Nous ne cessons de l’écrire et de le dire : la 5G est l’aube d’une révolution technologique d’ampleur. Elle bouleverse notre rapport à la ville et provoque l’arrivée dans l’espace public de nombreux objets connectés, ainsi qu’une potentielle reconfiguration de l’espace de production économique. Au-delà de la délicate controverse sanitaire, elle implique un renouvellement accéléré des téléphones portables et un futur effet de rebond énergétique, générant donc un impact environnemental conséquent – en bref, elle doit être un choix de société.
Et comme tout choix collectif, il mérite d’être débattu, et ce débat doit être porté devant le grand public, disséqué par les citoyens, les parlementaires nationaux comme les élus locaux. Organiser ce débat, ce serait les prémisses d’une société réellement démocratique, qui soumet les grands enjeux contemporains à la délibération collective, dans des termes simples, en liant experts, citoyens et élus de tous horizons politiques. Toute l’intelligence de notre société mobilisée à l’examen d’une controverse scientifique et technologique, voilà un progrès indiscutable et un exercice original, qui replacerait la France à la pointe des sociétés démocratiques.

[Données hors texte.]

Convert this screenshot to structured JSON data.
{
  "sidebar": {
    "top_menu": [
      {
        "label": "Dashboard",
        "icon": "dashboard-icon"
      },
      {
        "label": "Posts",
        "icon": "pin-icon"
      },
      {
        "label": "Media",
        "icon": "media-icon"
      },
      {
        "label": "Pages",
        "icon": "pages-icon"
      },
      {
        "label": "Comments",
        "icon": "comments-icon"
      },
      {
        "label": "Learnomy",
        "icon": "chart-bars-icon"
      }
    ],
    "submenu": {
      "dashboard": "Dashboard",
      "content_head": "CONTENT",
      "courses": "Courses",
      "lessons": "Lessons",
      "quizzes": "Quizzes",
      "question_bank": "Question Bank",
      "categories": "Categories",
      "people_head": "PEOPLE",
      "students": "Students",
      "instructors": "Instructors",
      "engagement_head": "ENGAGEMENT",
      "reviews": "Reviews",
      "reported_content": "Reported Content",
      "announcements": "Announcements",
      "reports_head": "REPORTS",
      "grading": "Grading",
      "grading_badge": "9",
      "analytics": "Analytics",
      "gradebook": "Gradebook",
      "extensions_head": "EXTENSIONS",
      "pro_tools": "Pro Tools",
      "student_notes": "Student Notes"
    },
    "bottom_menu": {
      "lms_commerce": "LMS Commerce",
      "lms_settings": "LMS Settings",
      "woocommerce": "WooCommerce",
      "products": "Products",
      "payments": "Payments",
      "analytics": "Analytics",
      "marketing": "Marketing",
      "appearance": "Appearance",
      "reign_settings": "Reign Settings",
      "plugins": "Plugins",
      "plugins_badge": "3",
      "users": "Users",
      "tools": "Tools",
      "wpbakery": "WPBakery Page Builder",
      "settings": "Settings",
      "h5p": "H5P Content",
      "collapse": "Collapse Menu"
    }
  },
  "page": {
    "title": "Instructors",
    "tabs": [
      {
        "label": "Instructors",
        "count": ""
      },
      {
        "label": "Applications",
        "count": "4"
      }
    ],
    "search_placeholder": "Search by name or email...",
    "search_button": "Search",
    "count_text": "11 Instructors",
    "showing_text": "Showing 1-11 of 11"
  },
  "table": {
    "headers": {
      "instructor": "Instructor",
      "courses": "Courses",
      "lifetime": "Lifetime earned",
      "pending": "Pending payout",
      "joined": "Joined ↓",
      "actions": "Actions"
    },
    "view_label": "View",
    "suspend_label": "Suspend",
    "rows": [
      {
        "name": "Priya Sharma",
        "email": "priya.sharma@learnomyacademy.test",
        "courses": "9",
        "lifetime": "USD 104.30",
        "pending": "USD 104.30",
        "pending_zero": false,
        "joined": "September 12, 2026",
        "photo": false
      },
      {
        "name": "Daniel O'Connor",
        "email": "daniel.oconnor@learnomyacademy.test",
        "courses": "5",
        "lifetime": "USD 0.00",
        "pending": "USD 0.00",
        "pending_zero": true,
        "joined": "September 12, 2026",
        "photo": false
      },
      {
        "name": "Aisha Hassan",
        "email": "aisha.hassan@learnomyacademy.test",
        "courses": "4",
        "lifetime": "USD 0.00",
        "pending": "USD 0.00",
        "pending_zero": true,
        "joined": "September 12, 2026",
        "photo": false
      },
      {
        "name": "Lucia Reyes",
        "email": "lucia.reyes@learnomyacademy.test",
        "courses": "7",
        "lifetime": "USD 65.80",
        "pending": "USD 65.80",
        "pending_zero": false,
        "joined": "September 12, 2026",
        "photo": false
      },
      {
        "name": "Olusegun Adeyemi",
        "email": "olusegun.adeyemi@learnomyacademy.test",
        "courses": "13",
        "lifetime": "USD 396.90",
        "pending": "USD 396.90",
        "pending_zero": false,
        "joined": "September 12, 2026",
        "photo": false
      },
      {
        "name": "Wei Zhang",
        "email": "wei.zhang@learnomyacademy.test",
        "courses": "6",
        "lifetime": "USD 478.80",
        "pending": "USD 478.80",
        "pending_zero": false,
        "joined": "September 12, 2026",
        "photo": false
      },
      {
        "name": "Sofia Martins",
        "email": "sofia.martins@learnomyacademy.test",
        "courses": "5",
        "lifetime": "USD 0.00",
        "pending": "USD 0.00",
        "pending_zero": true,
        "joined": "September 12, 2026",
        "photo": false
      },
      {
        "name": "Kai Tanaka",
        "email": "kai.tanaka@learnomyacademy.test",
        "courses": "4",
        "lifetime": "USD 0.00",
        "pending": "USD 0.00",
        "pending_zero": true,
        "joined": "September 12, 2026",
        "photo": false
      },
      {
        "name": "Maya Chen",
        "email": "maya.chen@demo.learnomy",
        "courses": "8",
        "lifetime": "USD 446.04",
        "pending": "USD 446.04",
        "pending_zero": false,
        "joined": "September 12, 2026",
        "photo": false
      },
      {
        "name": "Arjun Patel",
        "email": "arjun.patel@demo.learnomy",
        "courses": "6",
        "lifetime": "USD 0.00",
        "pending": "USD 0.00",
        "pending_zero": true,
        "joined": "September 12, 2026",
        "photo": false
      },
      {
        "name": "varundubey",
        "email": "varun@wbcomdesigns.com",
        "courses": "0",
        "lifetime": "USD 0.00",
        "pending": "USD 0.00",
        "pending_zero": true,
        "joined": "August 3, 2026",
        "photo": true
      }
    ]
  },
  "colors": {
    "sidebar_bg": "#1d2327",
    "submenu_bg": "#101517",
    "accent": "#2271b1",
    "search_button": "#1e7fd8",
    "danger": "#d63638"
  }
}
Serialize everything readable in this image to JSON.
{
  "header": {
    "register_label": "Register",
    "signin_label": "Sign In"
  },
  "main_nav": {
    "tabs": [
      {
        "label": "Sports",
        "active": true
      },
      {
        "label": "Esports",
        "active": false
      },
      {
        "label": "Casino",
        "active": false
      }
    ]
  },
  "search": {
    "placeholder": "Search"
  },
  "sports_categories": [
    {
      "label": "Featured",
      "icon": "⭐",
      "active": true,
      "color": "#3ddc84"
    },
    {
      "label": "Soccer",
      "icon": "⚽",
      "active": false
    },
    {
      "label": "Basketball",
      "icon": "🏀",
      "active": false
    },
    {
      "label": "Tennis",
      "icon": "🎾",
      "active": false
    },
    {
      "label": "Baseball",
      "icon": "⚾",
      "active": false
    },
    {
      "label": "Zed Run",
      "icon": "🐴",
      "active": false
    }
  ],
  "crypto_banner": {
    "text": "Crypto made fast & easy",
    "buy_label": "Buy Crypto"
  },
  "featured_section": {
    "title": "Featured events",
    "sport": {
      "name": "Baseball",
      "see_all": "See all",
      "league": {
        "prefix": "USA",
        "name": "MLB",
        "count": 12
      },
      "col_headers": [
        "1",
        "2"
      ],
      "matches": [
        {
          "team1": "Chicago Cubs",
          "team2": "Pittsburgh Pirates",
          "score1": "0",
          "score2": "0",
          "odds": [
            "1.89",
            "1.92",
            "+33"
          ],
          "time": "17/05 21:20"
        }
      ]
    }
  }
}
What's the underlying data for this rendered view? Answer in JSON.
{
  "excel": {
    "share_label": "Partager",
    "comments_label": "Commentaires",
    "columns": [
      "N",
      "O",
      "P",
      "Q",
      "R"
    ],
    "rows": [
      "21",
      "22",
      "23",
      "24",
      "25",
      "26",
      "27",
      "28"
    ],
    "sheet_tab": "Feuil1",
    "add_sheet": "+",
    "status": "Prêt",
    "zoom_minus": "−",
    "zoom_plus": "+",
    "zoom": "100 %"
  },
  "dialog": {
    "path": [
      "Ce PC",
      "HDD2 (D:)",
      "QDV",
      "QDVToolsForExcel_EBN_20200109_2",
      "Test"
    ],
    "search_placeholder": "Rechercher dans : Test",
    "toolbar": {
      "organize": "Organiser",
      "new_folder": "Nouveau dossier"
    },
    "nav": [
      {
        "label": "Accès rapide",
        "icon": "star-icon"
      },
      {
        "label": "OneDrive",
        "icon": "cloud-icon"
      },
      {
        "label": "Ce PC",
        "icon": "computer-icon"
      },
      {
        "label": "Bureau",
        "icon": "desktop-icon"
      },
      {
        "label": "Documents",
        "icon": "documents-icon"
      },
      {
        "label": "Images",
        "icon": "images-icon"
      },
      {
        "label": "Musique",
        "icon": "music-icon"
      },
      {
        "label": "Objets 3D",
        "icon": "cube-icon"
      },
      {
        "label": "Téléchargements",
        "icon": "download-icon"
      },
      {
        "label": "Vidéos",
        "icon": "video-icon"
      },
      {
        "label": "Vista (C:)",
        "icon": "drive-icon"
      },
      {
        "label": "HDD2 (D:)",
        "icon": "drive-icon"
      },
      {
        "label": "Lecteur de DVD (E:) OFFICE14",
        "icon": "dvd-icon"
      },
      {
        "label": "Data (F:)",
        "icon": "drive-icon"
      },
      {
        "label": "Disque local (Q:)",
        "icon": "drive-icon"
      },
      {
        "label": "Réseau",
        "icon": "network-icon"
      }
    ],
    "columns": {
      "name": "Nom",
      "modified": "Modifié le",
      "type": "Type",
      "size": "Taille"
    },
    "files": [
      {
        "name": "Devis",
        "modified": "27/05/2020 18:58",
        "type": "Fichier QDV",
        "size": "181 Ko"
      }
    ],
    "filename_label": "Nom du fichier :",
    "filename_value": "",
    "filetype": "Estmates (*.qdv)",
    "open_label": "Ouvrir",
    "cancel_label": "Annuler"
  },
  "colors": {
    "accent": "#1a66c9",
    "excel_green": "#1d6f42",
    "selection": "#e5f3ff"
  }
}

Pour demander cette délibération, nous ne sommes pas seuls. Les opérateurs eux-mêmes s’avancent avec grande prudence sur cette question : SFR demandait un report de la 5G dans un article du 3 juin 2020, Martin Bouygues plaidait pour un report de l’attribution des fréquences à fin 2020 voire début 2021 dans Le Figaro, et la directrice générale d’Orange elle-même demandait l’organisation d’un débat sur la 5G le 28 août 2020. Le président est donc seul.

Nous voyons donc arriver cette technologie dont nous ne serons pas maîtres, puisque les principaux constructeurs à la base du déploiement de la 5G ne sont pas français, et si quelques constructeurs sont européens – les Finnois Nokia et Suédois d’Ericsson – nous dépendrons principalement de la technologie des constructeurs chinois (Huawei, ZTE) et américains (notamment des composants de Qualcomm, Intel et Cisco) pour installer les antennes de 5G. Et la 5G servira surtout à accélérer le trafic de données provenant principalement de services étatsuniens – Facebook, Amazon, Google, Youtube, Netflix entre autres. En l’état, la 5G est donc une reddition de la souveraineté numérique française, ni plus, ni moins. Il n’est donc pas certain que son déploiement serve à long terme les intérêts français. Le président n’est pas stratège.

Nous considérons la réponse du président comme une fin de non-recevoir, tout comme la proposition de moratoire sur la 5G de la convention citoyenne pour le climat (pourtant promise à être soumise sans filtre),  et nous en prenons donc acte : le président fait peu de cas du débat démocratique. Nous inventerons donc cette société démocratique sans lui.
Et notre société, aujourd’hui, bouillonne de l’envie de débattre, c’est une chance : nous pouvons être fiers de cet esprit de controverse qui nous anime tous, et qui nous permettra de formuler un choix collectif sur l’un des plus grands défis technologiques de ce début de XXIème siècle.

 Ce débat, nous le demandons, nous l’exigeons, et nous l’organiserons.